How many grams of aloh3 will be produced from 0.734moles of ch4

 

Answer: 0.734 moles of CH4 will produce 114.50 grams of Al(OH)3.

To determine the number of grams of Al(OH)3 produced from 0.734 moles of CH4, we need to use the balanced chemical equation that relates the two compounds, and then use stoichiometry to convert from moles of CH4 to moles of Al(OH)3 and finally to grams of Al(OH)3.

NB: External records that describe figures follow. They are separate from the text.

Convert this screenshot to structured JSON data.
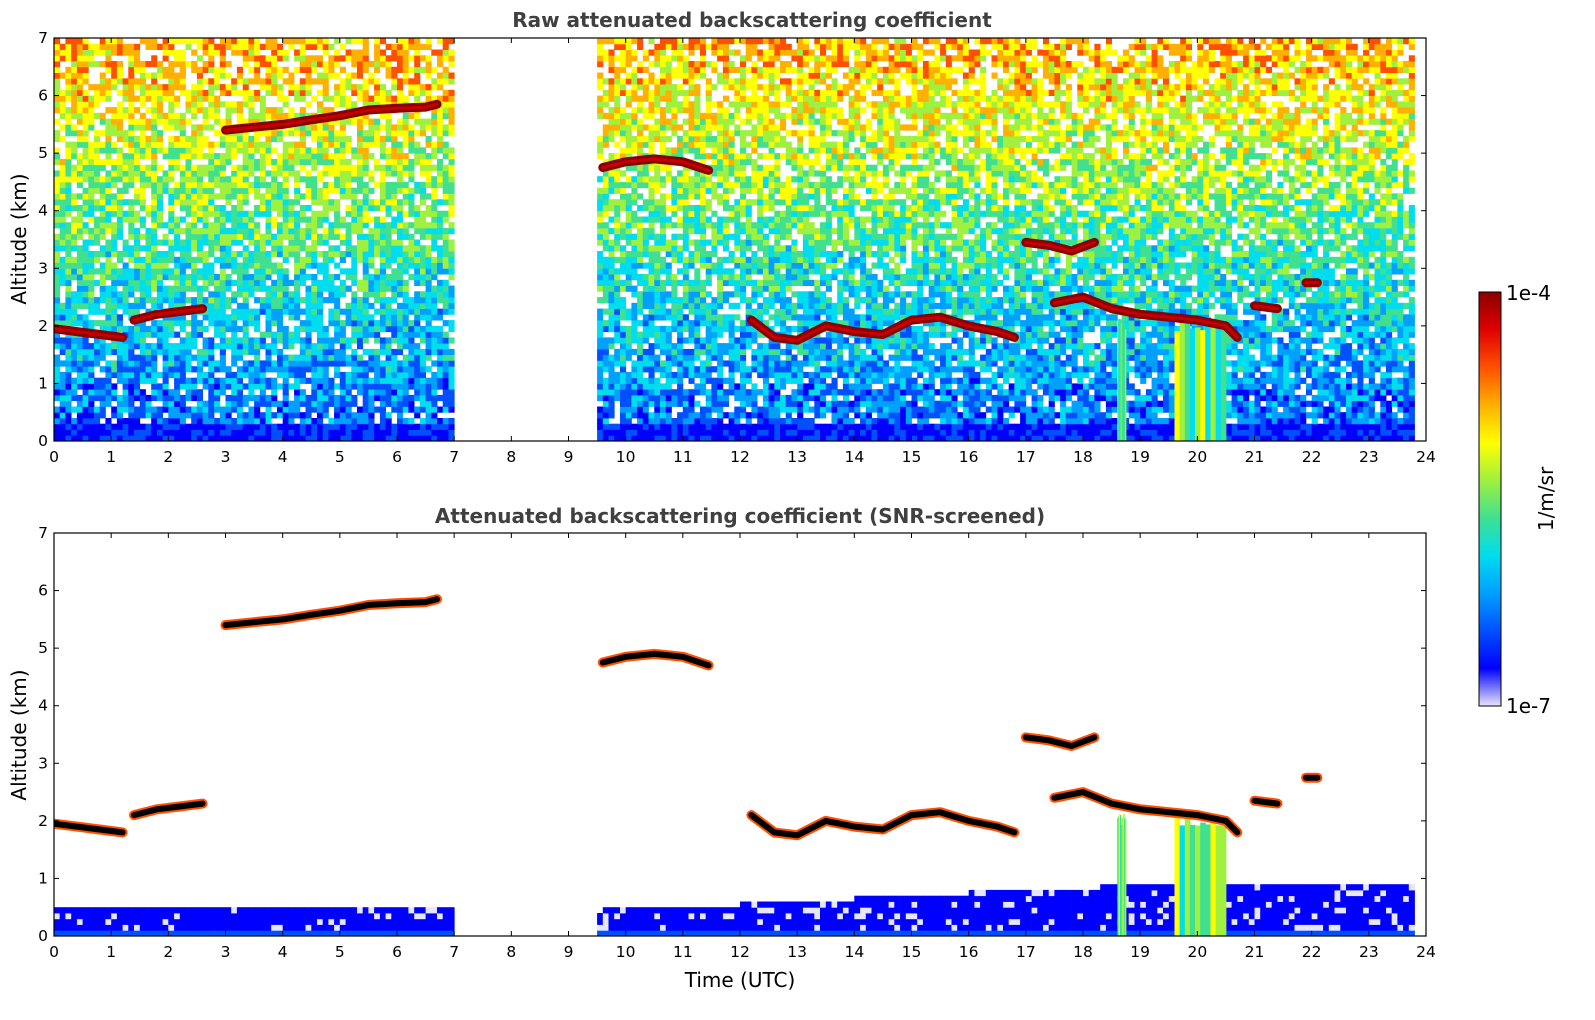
{
  "colors": {
    "ramp": [
      "#e6e6fa",
      "#0000ff",
      "#0050ff",
      "#00a0ff",
      "#00ddee",
      "#40e090",
      "#a0f040",
      "#ffff00",
      "#ffb000",
      "#ff5000",
      "#e00000",
      "#8b0000"
    ],
    "cloud_core": "#000000",
    "axis": "#000000",
    "title_text": "#404040"
  },
  "colorbar": {
    "label": "1/m/sr",
    "max_label": "1e-4",
    "min_label": "1e-7",
    "scale": "log",
    "range": [
      1e-07,
      0.0001
    ]
  },
  "chart_data": [
    {
      "type": "heatmap",
      "title": "Raw attenuated backscattering coefficient",
      "xlabel": "",
      "ylabel": "Altitude (km)",
      "xlim": [
        0,
        24
      ],
      "ylim": [
        0,
        7
      ],
      "xticks": [
        "0",
        "1",
        "2",
        "3",
        "4",
        "5",
        "6",
        "7",
        "8",
        "9",
        "10",
        "11",
        "12",
        "13",
        "14",
        "15",
        "16",
        "17",
        "18",
        "19",
        "20",
        "21",
        "22",
        "23",
        "24"
      ],
      "yticks": [
        "0",
        "1",
        "2",
        "3",
        "4",
        "5",
        "6",
        "7"
      ],
      "data_gaps": [
        [
          7.0,
          9.55
        ],
        [
          23.8,
          24.0
        ]
      ],
      "cloud_layers": [
        {
          "x": [
            0.0,
            0.4,
            0.8,
            1.2
          ],
          "y": [
            1.95,
            1.9,
            1.85,
            1.8
          ]
        },
        {
          "x": [
            1.4,
            1.8,
            2.2,
            2.6
          ],
          "y": [
            2.1,
            2.2,
            2.25,
            2.3
          ]
        },
        {
          "x": [
            3.0,
            3.5,
            4.0,
            4.5,
            5.0,
            5.5,
            6.0,
            6.5,
            6.7
          ],
          "y": [
            5.4,
            5.45,
            5.5,
            5.58,
            5.65,
            5.75,
            5.78,
            5.8,
            5.85
          ]
        },
        {
          "x": [
            9.6,
            10.0,
            10.5,
            11.0,
            11.45
          ],
          "y": [
            4.75,
            4.85,
            4.9,
            4.85,
            4.7
          ]
        },
        {
          "x": [
            12.2,
            12.6,
            13.0,
            13.5,
            14.0,
            14.5,
            15.0,
            15.5,
            16.0,
            16.5,
            16.8
          ],
          "y": [
            2.1,
            1.8,
            1.75,
            2.0,
            1.9,
            1.85,
            2.1,
            2.15,
            2.0,
            1.9,
            1.8
          ]
        },
        {
          "x": [
            17.0,
            17.4,
            17.8,
            18.2
          ],
          "y": [
            3.45,
            3.4,
            3.3,
            3.45
          ]
        },
        {
          "x": [
            17.5,
            18.0,
            18.5,
            19.0,
            19.5,
            20.0,
            20.5,
            20.7
          ],
          "y": [
            2.4,
            2.5,
            2.3,
            2.2,
            2.15,
            2.1,
            2.0,
            1.8
          ]
        },
        {
          "x": [
            21.0,
            21.4
          ],
          "y": [
            2.35,
            2.3
          ]
        },
        {
          "x": [
            21.9,
            22.1
          ],
          "y": [
            2.75,
            2.75
          ]
        }
      ],
      "precipitation": [
        [
          18.6,
          18.75
        ],
        [
          19.6,
          20.5
        ]
      ]
    },
    {
      "type": "heatmap",
      "title": "Attenuated backscattering coefficient (SNR-screened)",
      "xlabel": "Time (UTC)",
      "ylabel": "Altitude (km)",
      "xlim": [
        0,
        24
      ],
      "ylim": [
        0,
        7
      ],
      "xticks": [
        "0",
        "1",
        "2",
        "3",
        "4",
        "5",
        "6",
        "7",
        "8",
        "9",
        "10",
        "11",
        "12",
        "13",
        "14",
        "15",
        "16",
        "17",
        "18",
        "19",
        "20",
        "21",
        "22",
        "23",
        "24"
      ],
      "yticks": [
        "0",
        "1",
        "2",
        "3",
        "4",
        "5",
        "6",
        "7"
      ],
      "data_gaps": [
        [
          7.0,
          9.55
        ],
        [
          23.8,
          24.0
        ]
      ],
      "boundary_layer_top_km": [
        [
          0,
          0.55
        ],
        [
          7,
          0.5
        ],
        [
          9.55,
          0.45
        ],
        [
          12,
          0.55
        ],
        [
          17,
          0.8
        ],
        [
          21,
          0.95
        ],
        [
          23.8,
          0.95
        ]
      ],
      "precipitation": [
        [
          18.6,
          18.75
        ],
        [
          19.6,
          20.5
        ]
      ]
    }
  ]
}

The balanced chemical equation for the reaction between CH4 and Al(OH)3 is:

CH4 + 4Al(OH)3 → 2Al(OH)3 + CH4O

From the equation, we can see that for every 1 mole of CH4, 2 moles of Al(OH)3 are produced.

So, starting with 0.734 moles of CH4, we can calculate the number of moles of Al(OH)3 produced:

Moles of Al(OH)3 = 0.734 moles CH4 x (2 moles Al(OH)3 / 1 mole CH4)

= 1.468 moles Al(OH)3

Now that we know the number of moles of Al(OH)3 produced, we can calculate the mass of Al(OH)3 using its molar mass:

Molar mass of Al(OH)3 = (1 x atomic weight of Al) + (3 x atomic weight of O) + (3 x atomic weight of H)

= (1 x 26.98 g/mol) + (3 x 16.00 g/mol) + (3 x 1.01 g/mol)

= 78.00 g/mol

Mass of Al(OH)3 = Moles of Al(OH)3 x Molar mass of Al(OH)3

= 1.468 moles x 78.00 g/mol

= 114.50 g

Therefore, 0.734 moles of CH4 will produce 114.50 grams of Al(OH)3.